Gove told delegates at the Oxford Farming Conference that the new payments would be used to reward farmers for planting wildflower meadows and woodland, boosting wildlife and improving water quality.
He has been a vocal critic of the European Union's Common Agricultural Policy and its Basic Payment Scheme (BPS), under whichfarmers are currently paid according to the amount of land they own.
The new system would replace current EU farming subsidies, worth £3 billion a year, as of 2024, five years after Brexit. The announcement follows sustained lobbying from the NFU for farmers to be given greater clarity on what will happen to subsidies after Britain leaves the EU.
In his speech at the conference, the Defra secretary set out how the EU’s Common Agricultural Policy and the Basic Payment Scheme (BPS) would be replaced after Brexit.
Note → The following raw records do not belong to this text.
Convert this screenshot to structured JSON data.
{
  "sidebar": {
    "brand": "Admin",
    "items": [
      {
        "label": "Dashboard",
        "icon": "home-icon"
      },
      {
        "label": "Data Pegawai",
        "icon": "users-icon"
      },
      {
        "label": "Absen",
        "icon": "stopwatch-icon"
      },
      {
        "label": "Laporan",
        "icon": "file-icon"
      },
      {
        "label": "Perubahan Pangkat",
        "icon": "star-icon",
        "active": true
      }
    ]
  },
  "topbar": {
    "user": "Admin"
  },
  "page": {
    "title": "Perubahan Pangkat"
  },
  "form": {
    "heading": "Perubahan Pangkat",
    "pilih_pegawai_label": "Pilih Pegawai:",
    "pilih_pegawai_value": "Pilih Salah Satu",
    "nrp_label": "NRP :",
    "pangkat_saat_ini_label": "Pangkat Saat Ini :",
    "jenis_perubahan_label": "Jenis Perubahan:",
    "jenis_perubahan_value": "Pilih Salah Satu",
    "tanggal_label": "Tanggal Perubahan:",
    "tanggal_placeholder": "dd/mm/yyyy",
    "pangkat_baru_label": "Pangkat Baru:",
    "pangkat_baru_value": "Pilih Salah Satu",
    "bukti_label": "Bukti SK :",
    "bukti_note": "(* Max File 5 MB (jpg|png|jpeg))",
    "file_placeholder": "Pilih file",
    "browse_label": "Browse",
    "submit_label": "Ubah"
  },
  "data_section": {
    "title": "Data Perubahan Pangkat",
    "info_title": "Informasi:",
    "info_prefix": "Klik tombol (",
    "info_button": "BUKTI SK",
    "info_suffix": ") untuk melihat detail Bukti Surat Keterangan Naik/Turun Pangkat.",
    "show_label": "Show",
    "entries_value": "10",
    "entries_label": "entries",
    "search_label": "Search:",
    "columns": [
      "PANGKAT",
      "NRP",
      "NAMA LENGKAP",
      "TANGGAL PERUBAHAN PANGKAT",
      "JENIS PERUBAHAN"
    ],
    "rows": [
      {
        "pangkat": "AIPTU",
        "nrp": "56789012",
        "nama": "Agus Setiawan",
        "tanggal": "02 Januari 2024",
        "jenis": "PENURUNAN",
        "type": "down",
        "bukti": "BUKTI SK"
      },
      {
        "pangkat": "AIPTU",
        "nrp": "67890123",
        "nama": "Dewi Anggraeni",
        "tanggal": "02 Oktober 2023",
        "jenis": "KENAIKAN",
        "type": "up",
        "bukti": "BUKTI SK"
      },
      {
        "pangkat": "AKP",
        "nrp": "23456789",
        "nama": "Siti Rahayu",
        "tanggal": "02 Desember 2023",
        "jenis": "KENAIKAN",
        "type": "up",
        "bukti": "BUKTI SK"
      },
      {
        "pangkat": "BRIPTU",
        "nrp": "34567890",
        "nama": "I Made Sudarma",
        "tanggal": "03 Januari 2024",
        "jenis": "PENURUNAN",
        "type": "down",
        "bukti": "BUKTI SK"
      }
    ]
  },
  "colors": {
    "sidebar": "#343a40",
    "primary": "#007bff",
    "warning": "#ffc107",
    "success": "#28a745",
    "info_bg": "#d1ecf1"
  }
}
“After a transition, we will replace BPS with a system of public money for public goods,” Gove said. “The principal public good we will invest in is environmental enhancement.”
He added: “Paying landowners for the amount of agricultural land they have is unjust, inefficient and drives perverse outcomes. It gives the most from the public purse to those who have the most private wealth.”
Under Defra’s plans, a five-year transition period will be introduced to ease farmers into the new system, and landowners will be supported to make changes that protect the environment.
As a Leave campaigner, Gove has argued that leaving the EU will allow Britain to improve rather than weaken its environmental standards.
But according to The Guardian, several major conservation organisations, including the RSPB, National Trust and WWF, are concerned that existing protections enshrined in EU law could be removed after Brexit.